Last month, the Oregon Court of Appeals sided with local hoteliers and the Oregon Restaurant and Lodging Association, who argued that the City of Bend violated state law when it tried to get creative with the way it spends room tax dollars. Under a state law established in 2003, the City of Bend is obligated to allocate no less than 35.4% of the money it collects from hotels and other short-term rentals on tourism promotion or tourism-related facilities. In 2018, the City tried to reduce that amount to 30%. Back in 2018, keeping up with road maintenance was a big source of concern for local people (my, how our priorities have changed since then), so the City, to sum it up, aimed to interpret "tourism-related facilities" as "fixing roads for tourists (and others)." That didn't fly with the local judge tasked with ruling on the lawsuit, and it didn't fly with the Court of Appeals this year, either. Now, the City must return the money to its rightful place.
- Darris Hurst
As time goes on and Bend grows, local people appear to be far less interested in the notion of any "tourism promotion" for Bend—which routinely makes it onto top-10 lists for the fastest growing city or the top sporting town in the nation, among other accolades. But the inclusion of the term "tourism-related facilities" in the mix means there are still opportunities to go beyond the traditional advertising or marketing campaigns. Our editorial board has long advocated for a more creative interpretation of what we should be able to do with "tourism promotion" dollars, and we hope the City's loss in court will not make its leaders shy away from other attempts. Bend Mayor Sally Russell told another media outlet that she and the rest of the Bend City Council are looking at other ways to use the money on tourism-related facilities, such as improving parts of downtown or adding public restrooms. As we have advocated for in the past, we believe another interpretation may lie in tourism-related housing.
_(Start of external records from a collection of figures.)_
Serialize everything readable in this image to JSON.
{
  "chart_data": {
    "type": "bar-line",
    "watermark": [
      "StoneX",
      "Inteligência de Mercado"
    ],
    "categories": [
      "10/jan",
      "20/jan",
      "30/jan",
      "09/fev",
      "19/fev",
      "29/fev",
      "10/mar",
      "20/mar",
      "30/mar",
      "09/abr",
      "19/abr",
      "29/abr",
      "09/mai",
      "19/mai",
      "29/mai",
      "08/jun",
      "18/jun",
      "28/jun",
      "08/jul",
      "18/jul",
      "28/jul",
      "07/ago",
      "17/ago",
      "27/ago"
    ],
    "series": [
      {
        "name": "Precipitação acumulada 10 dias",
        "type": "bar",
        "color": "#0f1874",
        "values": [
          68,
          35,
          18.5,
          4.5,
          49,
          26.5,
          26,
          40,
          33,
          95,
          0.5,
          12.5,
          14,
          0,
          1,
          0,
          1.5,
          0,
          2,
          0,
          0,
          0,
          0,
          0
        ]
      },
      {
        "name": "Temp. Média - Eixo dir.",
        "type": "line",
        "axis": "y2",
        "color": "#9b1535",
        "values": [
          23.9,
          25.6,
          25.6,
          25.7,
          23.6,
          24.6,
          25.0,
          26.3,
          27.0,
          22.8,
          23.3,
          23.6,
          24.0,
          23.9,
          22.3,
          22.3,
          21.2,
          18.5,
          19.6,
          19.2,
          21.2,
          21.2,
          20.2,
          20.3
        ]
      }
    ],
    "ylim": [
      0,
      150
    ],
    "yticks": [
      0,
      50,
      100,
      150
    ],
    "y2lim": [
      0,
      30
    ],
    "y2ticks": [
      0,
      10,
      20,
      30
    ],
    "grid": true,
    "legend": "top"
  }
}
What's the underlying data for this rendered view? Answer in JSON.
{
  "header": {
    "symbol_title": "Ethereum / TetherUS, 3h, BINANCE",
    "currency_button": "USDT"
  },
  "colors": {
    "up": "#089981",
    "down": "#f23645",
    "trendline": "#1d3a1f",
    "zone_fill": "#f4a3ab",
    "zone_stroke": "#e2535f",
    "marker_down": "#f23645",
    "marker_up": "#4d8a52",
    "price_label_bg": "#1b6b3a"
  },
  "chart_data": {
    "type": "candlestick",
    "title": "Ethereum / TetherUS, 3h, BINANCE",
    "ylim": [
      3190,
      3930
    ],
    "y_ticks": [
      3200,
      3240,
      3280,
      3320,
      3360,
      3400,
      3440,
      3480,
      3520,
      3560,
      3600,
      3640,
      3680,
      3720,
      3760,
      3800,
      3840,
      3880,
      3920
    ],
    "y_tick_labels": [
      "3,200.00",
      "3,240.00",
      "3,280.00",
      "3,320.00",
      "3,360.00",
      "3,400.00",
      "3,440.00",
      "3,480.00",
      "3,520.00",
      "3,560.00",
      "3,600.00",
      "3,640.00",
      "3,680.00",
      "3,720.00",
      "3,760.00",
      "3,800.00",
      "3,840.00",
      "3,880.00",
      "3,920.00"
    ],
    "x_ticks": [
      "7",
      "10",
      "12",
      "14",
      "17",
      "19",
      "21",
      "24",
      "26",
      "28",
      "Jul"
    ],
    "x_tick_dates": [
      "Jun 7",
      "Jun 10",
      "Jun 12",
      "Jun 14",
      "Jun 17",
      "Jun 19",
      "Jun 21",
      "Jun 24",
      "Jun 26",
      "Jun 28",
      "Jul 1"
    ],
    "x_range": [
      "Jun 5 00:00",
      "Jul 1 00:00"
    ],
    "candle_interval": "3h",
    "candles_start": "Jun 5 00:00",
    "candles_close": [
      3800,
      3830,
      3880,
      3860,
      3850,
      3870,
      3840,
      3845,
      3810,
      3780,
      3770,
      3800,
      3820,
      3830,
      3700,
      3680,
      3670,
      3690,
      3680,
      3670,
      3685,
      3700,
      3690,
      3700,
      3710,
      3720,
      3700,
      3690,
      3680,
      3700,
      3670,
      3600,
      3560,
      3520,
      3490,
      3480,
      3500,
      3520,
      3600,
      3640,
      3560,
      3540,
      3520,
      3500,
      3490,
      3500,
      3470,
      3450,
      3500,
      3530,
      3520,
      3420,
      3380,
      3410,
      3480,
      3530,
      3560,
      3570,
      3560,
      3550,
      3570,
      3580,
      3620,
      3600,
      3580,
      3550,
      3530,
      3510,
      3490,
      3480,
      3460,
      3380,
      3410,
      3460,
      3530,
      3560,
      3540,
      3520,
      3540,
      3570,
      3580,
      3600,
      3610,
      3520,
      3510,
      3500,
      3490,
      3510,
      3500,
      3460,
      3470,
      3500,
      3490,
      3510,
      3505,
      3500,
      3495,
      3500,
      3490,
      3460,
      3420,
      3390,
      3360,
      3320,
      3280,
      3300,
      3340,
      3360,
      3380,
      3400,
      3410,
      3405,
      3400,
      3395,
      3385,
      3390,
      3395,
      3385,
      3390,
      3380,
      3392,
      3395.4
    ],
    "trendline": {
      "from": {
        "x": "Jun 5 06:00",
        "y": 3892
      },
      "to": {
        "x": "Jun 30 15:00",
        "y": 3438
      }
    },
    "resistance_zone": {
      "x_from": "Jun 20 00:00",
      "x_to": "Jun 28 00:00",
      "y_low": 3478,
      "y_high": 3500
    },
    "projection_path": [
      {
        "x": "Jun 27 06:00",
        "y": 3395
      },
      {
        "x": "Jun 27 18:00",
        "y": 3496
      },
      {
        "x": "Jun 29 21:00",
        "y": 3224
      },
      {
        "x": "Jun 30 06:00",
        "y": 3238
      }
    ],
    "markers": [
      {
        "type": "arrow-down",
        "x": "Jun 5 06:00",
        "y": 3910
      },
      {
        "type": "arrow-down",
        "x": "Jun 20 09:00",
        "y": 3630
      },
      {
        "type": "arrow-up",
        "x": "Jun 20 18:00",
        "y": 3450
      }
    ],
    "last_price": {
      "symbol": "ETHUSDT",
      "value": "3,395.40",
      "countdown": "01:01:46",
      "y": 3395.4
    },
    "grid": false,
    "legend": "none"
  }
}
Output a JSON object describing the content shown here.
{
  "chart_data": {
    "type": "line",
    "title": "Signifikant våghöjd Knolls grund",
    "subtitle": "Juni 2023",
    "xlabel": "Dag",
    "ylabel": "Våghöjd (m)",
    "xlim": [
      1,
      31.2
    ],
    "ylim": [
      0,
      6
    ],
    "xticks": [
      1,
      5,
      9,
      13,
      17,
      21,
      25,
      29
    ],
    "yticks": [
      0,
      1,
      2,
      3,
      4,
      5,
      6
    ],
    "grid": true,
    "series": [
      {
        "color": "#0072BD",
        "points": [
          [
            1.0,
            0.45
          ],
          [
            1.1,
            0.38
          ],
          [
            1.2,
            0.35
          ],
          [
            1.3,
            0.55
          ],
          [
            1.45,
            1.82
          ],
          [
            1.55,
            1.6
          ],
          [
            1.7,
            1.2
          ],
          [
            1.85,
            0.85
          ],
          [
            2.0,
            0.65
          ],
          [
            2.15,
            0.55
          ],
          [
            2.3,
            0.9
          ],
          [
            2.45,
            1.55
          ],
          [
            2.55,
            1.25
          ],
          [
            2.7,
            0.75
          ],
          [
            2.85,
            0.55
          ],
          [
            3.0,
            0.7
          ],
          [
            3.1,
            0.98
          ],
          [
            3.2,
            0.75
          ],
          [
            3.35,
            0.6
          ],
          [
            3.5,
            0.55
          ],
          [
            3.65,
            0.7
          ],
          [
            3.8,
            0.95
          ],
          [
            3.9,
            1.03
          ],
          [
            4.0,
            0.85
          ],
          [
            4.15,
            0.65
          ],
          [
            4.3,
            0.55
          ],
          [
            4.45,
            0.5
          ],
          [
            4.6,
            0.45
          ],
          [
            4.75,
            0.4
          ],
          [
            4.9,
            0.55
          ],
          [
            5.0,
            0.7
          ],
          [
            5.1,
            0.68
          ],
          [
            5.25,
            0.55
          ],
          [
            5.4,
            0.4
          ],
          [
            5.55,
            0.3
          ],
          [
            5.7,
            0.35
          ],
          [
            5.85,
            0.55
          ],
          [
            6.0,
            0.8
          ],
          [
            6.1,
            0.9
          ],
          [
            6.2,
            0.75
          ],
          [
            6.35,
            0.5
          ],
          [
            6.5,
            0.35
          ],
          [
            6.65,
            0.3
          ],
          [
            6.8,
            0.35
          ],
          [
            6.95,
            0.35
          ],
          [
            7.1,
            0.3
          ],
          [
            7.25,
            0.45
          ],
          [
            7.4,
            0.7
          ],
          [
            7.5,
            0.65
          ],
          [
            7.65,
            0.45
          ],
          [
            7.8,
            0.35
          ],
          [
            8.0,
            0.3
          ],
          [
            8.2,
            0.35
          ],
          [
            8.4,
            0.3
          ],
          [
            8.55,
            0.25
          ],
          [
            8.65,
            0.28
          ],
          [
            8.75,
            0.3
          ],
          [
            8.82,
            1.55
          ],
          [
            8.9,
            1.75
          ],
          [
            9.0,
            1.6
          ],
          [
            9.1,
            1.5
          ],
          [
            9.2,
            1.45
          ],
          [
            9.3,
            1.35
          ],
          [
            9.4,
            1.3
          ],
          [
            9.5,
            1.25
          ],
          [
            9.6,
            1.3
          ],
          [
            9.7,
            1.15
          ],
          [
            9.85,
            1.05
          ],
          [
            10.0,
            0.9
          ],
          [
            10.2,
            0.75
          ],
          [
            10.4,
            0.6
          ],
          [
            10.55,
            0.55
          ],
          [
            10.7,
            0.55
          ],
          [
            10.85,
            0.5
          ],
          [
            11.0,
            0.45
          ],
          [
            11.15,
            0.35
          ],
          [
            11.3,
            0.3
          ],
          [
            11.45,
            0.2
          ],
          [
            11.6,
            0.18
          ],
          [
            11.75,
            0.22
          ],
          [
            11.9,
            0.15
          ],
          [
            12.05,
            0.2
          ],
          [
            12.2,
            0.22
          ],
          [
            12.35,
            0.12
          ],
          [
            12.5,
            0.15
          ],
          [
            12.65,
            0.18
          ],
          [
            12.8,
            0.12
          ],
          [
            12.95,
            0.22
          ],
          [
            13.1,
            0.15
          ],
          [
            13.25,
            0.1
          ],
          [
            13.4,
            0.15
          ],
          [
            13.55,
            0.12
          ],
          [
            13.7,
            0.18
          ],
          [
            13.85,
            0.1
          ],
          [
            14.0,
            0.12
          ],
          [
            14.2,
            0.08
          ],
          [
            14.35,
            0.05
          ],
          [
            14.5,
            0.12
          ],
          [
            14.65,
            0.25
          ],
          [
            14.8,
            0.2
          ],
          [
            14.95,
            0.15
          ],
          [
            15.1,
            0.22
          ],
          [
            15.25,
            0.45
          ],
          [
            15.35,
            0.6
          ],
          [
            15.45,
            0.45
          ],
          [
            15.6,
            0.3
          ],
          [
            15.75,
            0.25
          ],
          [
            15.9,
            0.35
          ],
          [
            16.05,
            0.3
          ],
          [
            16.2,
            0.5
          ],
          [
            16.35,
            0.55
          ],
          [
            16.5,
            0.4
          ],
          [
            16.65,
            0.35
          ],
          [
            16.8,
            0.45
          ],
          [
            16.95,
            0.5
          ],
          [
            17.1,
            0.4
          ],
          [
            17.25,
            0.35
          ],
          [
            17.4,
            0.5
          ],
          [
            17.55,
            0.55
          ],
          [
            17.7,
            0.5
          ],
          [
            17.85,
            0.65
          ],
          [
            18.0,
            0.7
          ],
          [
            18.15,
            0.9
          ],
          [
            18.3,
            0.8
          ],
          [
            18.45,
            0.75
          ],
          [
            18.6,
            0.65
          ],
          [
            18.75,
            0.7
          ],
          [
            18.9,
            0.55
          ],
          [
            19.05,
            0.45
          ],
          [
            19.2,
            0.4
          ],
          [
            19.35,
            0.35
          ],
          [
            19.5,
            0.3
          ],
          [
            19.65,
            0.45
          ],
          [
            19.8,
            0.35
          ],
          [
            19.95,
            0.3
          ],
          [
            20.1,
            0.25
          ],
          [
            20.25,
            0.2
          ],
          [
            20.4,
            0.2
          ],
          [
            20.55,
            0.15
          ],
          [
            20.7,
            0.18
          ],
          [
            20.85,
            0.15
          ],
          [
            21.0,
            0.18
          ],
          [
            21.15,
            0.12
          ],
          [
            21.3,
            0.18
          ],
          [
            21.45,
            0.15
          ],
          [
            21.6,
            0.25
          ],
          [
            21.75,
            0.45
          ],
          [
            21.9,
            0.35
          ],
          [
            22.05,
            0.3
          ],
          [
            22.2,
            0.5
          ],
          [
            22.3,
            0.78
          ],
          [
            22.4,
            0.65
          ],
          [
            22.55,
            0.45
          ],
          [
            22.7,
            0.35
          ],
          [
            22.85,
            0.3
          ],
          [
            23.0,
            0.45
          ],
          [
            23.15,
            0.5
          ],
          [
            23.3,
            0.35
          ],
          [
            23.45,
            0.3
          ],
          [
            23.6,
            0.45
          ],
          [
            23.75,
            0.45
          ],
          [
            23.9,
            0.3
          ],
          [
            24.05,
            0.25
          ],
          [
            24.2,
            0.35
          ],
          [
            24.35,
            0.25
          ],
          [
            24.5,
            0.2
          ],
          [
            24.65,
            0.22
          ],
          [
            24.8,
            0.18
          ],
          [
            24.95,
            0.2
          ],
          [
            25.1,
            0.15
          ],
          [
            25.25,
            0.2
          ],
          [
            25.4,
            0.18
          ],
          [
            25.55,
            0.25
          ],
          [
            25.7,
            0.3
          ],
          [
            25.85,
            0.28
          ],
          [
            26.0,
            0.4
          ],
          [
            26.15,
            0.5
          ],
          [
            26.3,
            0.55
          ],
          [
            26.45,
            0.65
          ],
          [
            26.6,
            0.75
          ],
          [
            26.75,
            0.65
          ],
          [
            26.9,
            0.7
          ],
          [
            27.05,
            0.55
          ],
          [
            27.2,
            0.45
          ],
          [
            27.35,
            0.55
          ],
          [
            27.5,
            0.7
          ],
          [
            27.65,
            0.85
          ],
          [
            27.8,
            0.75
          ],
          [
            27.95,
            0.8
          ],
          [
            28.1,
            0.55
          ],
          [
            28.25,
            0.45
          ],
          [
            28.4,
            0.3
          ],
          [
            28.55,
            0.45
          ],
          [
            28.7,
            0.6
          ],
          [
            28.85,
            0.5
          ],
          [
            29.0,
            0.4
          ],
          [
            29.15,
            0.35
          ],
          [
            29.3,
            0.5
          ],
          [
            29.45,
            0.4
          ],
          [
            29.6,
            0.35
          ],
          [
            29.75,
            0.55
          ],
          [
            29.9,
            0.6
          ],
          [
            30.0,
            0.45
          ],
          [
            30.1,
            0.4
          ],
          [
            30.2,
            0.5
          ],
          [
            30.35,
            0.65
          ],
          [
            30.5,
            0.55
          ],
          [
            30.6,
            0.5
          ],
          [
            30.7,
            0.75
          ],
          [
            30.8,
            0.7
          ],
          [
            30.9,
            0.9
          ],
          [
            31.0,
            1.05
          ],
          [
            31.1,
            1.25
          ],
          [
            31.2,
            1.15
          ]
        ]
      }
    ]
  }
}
Right now, many local employers are hoping the recent expiration of the $300 federal unemployment insurance bonus will mean that workers who have been receiving the bonus will once again go back to work. Economists caution employers not to get too excited, and to expect the return of workers to happen slowly as those past UI recipients spend down savings. But there's another factor at play here in Bend that's adding to the worker shortage: The fact that some workers can no longer afford to live here, with rising rents and a skyrocketing median home price. Jobs in the hospitality industry often pay lower wages than other fields—and when worker shortages translate into a diminished experience for tourists, you can bet it will have an effect on the local economy.
With that in mind, the interpretation of "tourism-related facilities" in Bend should go further than bathrooms (though those are also welcome). Building a hospitality-worker dormitory or apartment complex could very well fall under the banner of "tourism-related facility," for example. The City already owns land in and around Bend that it's eyeing for a houseless village or two. It could also eye some of that land for more permanent housing for some of Bend's lowest-paid workers, if leaders had the gumption and foresight.
While the City of Bend has gotten an expensive slap on the wrist for its attempt at using its room tax dollars for something other than tourism promotion, we're encouraged to see that its leaders are not shying away from trying another interpretation. The housing crisis—already massive before the pandemic, and now only that much worse—is affecting the health, safety and overall prosperity of Bend, and it requires bold and creative leadership, not afraid to try and try again, to help fix it.